Recently interviewed, Nir’s psychologist wife, Bonnie Maslin, emphasized the importance of the opera as a vehicle of memory: “Music connects with emotion and therefore is much more powerful than mere history. This opera is a way we get to say Kaddish for untold numbers of people.” She noted another aspect of her husband’s life: An activist, Yehuda Nir went to Israel at the outset of the Six Day War, and to Bitburg, Germany, to protest President Reagan’s wreath-laying visit there. Maslin has established an exhibition hall in honor of Yehuda Nir, child Holocaust survivor, and donated his Holocaust materials to the Gelman Library at George Washington University.

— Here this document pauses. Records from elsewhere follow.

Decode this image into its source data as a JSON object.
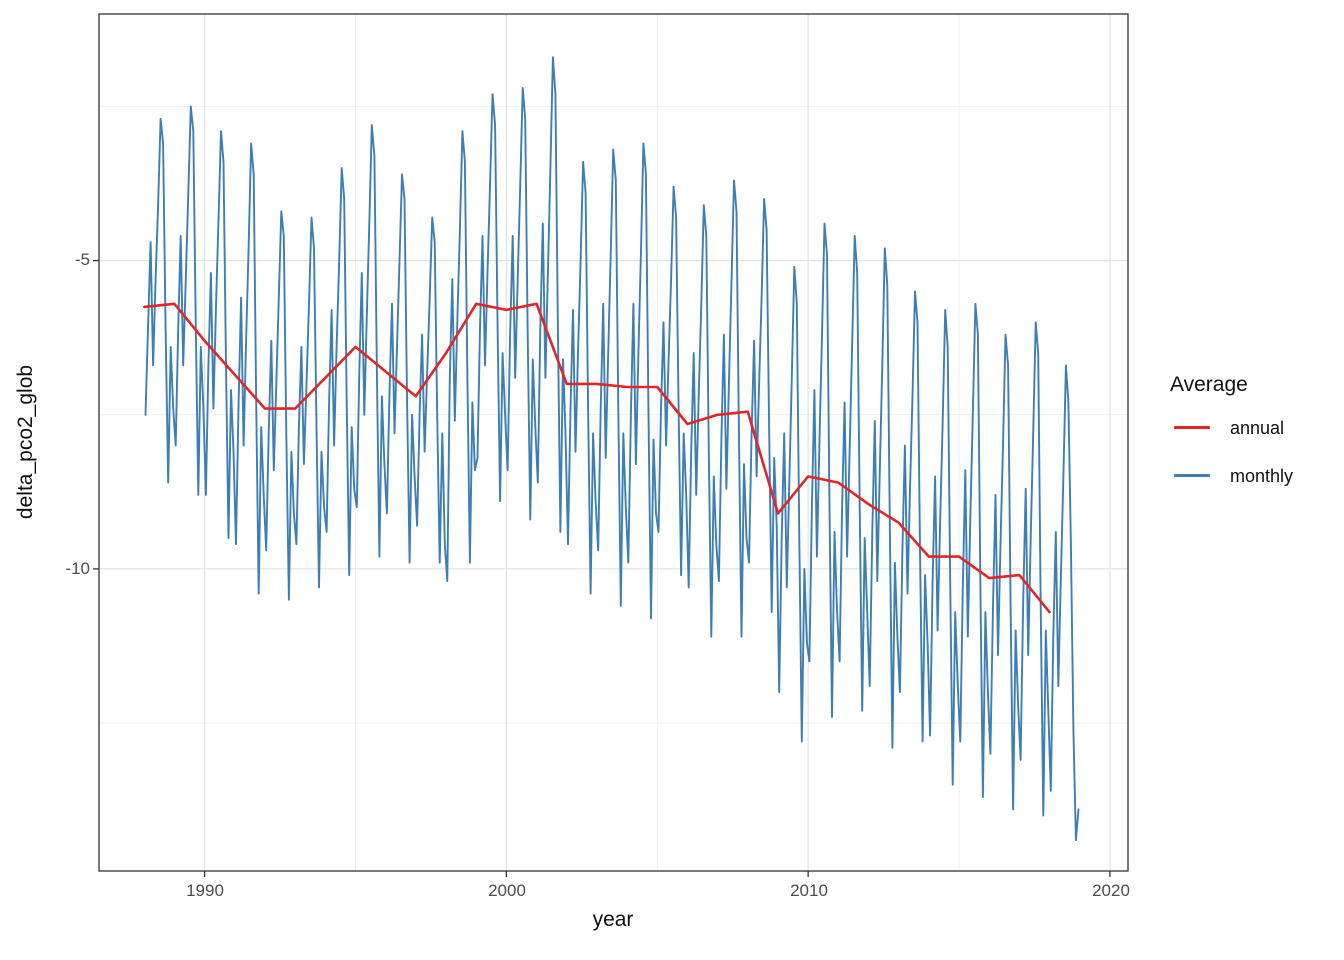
{
  "axes": {
    "x": {
      "title": "year",
      "tick_labels": [
        "1990",
        "2000",
        "2010",
        "2020"
      ]
    },
    "y": {
      "title": "delta_pco2_glob",
      "tick_labels": [
        "-5",
        "-10"
      ]
    }
  },
  "legend": {
    "title": "Average",
    "items": [
      {
        "label": "annual",
        "color": "#E0262B"
      },
      {
        "label": "monthly",
        "color": "#3D7EB3"
      }
    ]
  },
  "colors": {
    "annual_line": "#E0262B",
    "monthly_line": "#3D7EB3",
    "panel_border": "#333333",
    "grid_major": "#E3E3E3",
    "grid_minor": "#EFEFEF",
    "tick_mark": "#333333"
  },
  "chart_data": {
    "type": "line",
    "title": "",
    "xlabel": "year",
    "ylabel": "delta_pco2_glob",
    "xlim": [
      1986.5,
      2020.6
    ],
    "ylim": [
      -14.9,
      -1.0
    ],
    "x_ticks": [
      1990,
      2000,
      2010,
      2020
    ],
    "x_minor_ticks": [
      1995,
      2005,
      2015
    ],
    "y_ticks": [
      -5,
      -10
    ],
    "y_minor_ticks": [
      -2.5,
      -7.5,
      -12.5
    ],
    "grid": true,
    "legend_position": "right",
    "series": [
      {
        "name": "annual",
        "color": "#E0262B",
        "width": 2.6,
        "x_start": 1988,
        "x_step": 1,
        "values": [
          -5.75,
          -5.7,
          -6.3,
          -6.85,
          -7.4,
          -7.4,
          -6.9,
          -6.4,
          -6.8,
          -7.2,
          -6.5,
          -5.7,
          -5.8,
          -5.7,
          -7.0,
          -7.0,
          -7.05,
          -7.05,
          -7.65,
          -7.5,
          -7.45,
          -9.1,
          -8.5,
          -8.6,
          -8.95,
          -9.25,
          -9.8,
          -9.8,
          -10.15,
          -10.1,
          -10.7
        ]
      },
      {
        "name": "monthly",
        "color": "#3D7EB3",
        "width": 1.9,
        "x_start": 1988,
        "x_step": 0.08333,
        "monthly_by_year": [
          [
            -7.5,
            -6.1,
            -4.7,
            -6.7,
            -5.3,
            -4.1,
            -2.7,
            -3.1,
            -6.1,
            -8.6,
            -6.4,
            -7.4
          ],
          [
            -8.0,
            -6.1,
            -4.6,
            -6.7,
            -5.3,
            -3.9,
            -2.5,
            -2.9,
            -6.1,
            -8.8,
            -6.4,
            -7.4
          ],
          [
            -8.8,
            -6.7,
            -5.2,
            -7.4,
            -5.8,
            -4.4,
            -2.9,
            -3.4,
            -6.7,
            -9.5,
            -7.1,
            -8.1
          ],
          [
            -9.6,
            -7.3,
            -5.6,
            -8.0,
            -6.3,
            -4.8,
            -3.1,
            -3.6,
            -7.3,
            -10.4,
            -7.7,
            -8.8
          ],
          [
            -9.7,
            -7.8,
            -6.3,
            -8.4,
            -7.0,
            -5.6,
            -4.2,
            -4.6,
            -7.8,
            -10.5,
            -8.1,
            -9.1
          ],
          [
            -9.6,
            -7.7,
            -6.4,
            -8.3,
            -7.0,
            -5.7,
            -4.3,
            -4.8,
            -7.7,
            -10.3,
            -8.1,
            -9.0
          ],
          [
            -9.4,
            -7.3,
            -5.8,
            -8.0,
            -6.4,
            -5.0,
            -3.5,
            -4.0,
            -7.3,
            -10.1,
            -7.7,
            -8.7
          ],
          [
            -9.0,
            -6.8,
            -5.2,
            -7.5,
            -5.9,
            -4.4,
            -2.8,
            -3.3,
            -6.8,
            -9.8,
            -7.2,
            -8.3
          ],
          [
            -9.1,
            -7.2,
            -5.7,
            -7.8,
            -6.4,
            -5.0,
            -3.6,
            -4.0,
            -7.2,
            -9.9,
            -7.5,
            -8.5
          ],
          [
            -9.3,
            -7.5,
            -6.2,
            -8.1,
            -6.8,
            -5.6,
            -4.3,
            -4.7,
            -7.5,
            -9.9,
            -7.8,
            -9.6
          ],
          [
            -10.2,
            -6.9,
            -5.3,
            -7.6,
            -6.0,
            -4.5,
            -2.9,
            -3.4,
            -6.9,
            -9.9,
            -7.3,
            -8.4
          ],
          [
            -8.2,
            -6.1,
            -4.6,
            -6.7,
            -5.2,
            -3.8,
            -2.3,
            -2.8,
            -6.1,
            -8.9,
            -6.5,
            -7.5
          ],
          [
            -8.4,
            -6.2,
            -4.6,
            -6.9,
            -5.3,
            -3.8,
            -2.2,
            -2.7,
            -6.2,
            -9.2,
            -6.6,
            -7.7
          ],
          [
            -8.6,
            -6.1,
            -4.4,
            -6.9,
            -5.2,
            -3.5,
            -1.7,
            -2.3,
            -6.1,
            -9.4,
            -6.6,
            -7.8
          ],
          [
            -9.6,
            -7.4,
            -5.8,
            -8.1,
            -6.5,
            -5.0,
            -3.4,
            -3.9,
            -7.4,
            -10.4,
            -7.8,
            -8.9
          ],
          [
            -9.7,
            -7.4,
            -5.7,
            -8.2,
            -6.5,
            -4.9,
            -3.2,
            -3.7,
            -7.4,
            -10.6,
            -7.8,
            -9.0
          ],
          [
            -9.9,
            -7.5,
            -5.7,
            -8.3,
            -6.5,
            -4.9,
            -3.1,
            -3.6,
            -7.5,
            -10.8,
            -7.9,
            -9.1
          ],
          [
            -9.4,
            -7.4,
            -6.0,
            -8.0,
            -6.6,
            -5.3,
            -3.8,
            -4.3,
            -7.4,
            -10.1,
            -7.8,
            -8.8
          ],
          [
            -10.3,
            -8.1,
            -6.5,
            -8.8,
            -7.2,
            -5.7,
            -4.1,
            -4.6,
            -8.1,
            -11.1,
            -8.5,
            -9.6
          ],
          [
            -10.2,
            -7.9,
            -6.2,
            -8.7,
            -7.0,
            -5.4,
            -3.7,
            -4.2,
            -7.9,
            -11.1,
            -8.3,
            -9.5
          ],
          [
            -9.9,
            -7.8,
            -6.3,
            -8.5,
            -7.0,
            -5.6,
            -4.0,
            -4.5,
            -7.8,
            -10.7,
            -8.2,
            -9.3
          ],
          [
            -12.0,
            -9.5,
            -7.8,
            -10.3,
            -8.6,
            -6.9,
            -5.1,
            -5.7,
            -9.5,
            -12.8,
            -10.0,
            -11.2
          ],
          [
            -11.5,
            -9.0,
            -7.1,
            -9.8,
            -7.9,
            -6.2,
            -4.4,
            -4.9,
            -9.0,
            -12.4,
            -9.4,
            -10.7
          ],
          [
            -11.5,
            -9.0,
            -7.3,
            -9.8,
            -8.1,
            -6.4,
            -4.6,
            -5.2,
            -9.0,
            -12.3,
            -9.5,
            -10.7
          ],
          [
            -11.9,
            -9.4,
            -7.6,
            -10.2,
            -8.4,
            -6.7,
            -4.8,
            -5.4,
            -9.4,
            -12.9,
            -9.9,
            -11.1
          ],
          [
            -12.0,
            -9.7,
            -8.0,
            -10.4,
            -8.7,
            -7.2,
            -5.5,
            -6.0,
            -9.7,
            -12.8,
            -10.1,
            -11.2
          ],
          [
            -12.7,
            -10.2,
            -8.5,
            -11.0,
            -9.2,
            -7.6,
            -5.8,
            -6.4,
            -10.2,
            -13.5,
            -10.7,
            -11.9
          ],
          [
            -12.8,
            -10.3,
            -8.4,
            -11.1,
            -9.2,
            -7.5,
            -5.7,
            -6.2,
            -10.3,
            -13.7,
            -10.7,
            -12.0
          ],
          [
            -13.0,
            -10.6,
            -8.8,
            -11.4,
            -9.6,
            -8.0,
            -6.2,
            -6.7,
            -10.6,
            -13.9,
            -11.0,
            -12.2
          ],
          [
            -13.1,
            -10.6,
            -8.7,
            -11.4,
            -9.5,
            -7.8,
            -6.0,
            -6.5,
            -10.6,
            -14.0,
            -11.0,
            -12.3
          ],
          [
            -13.6,
            -11.1,
            -9.4,
            -11.9,
            -10.1,
            -8.5,
            -6.7,
            -7.3,
            -9.6,
            -12.6,
            -14.4,
            -13.9
          ]
        ]
      }
    ]
  }
}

While the opera is now finally fully orchestrated, it awaits its next great moment, in complete dress and scenery; like the memory of the Holocaust, “Lost Childhood” is a continued work in progress.
Regina Weinreich is the author of “Kerouac’s Spontaneous Poetic: A Study of the Fiction,” editor of “Kerouac’s Book of Haikus” and co-producer/director of the 1994 documentary “Paul Bowles: The Complete Outsider.”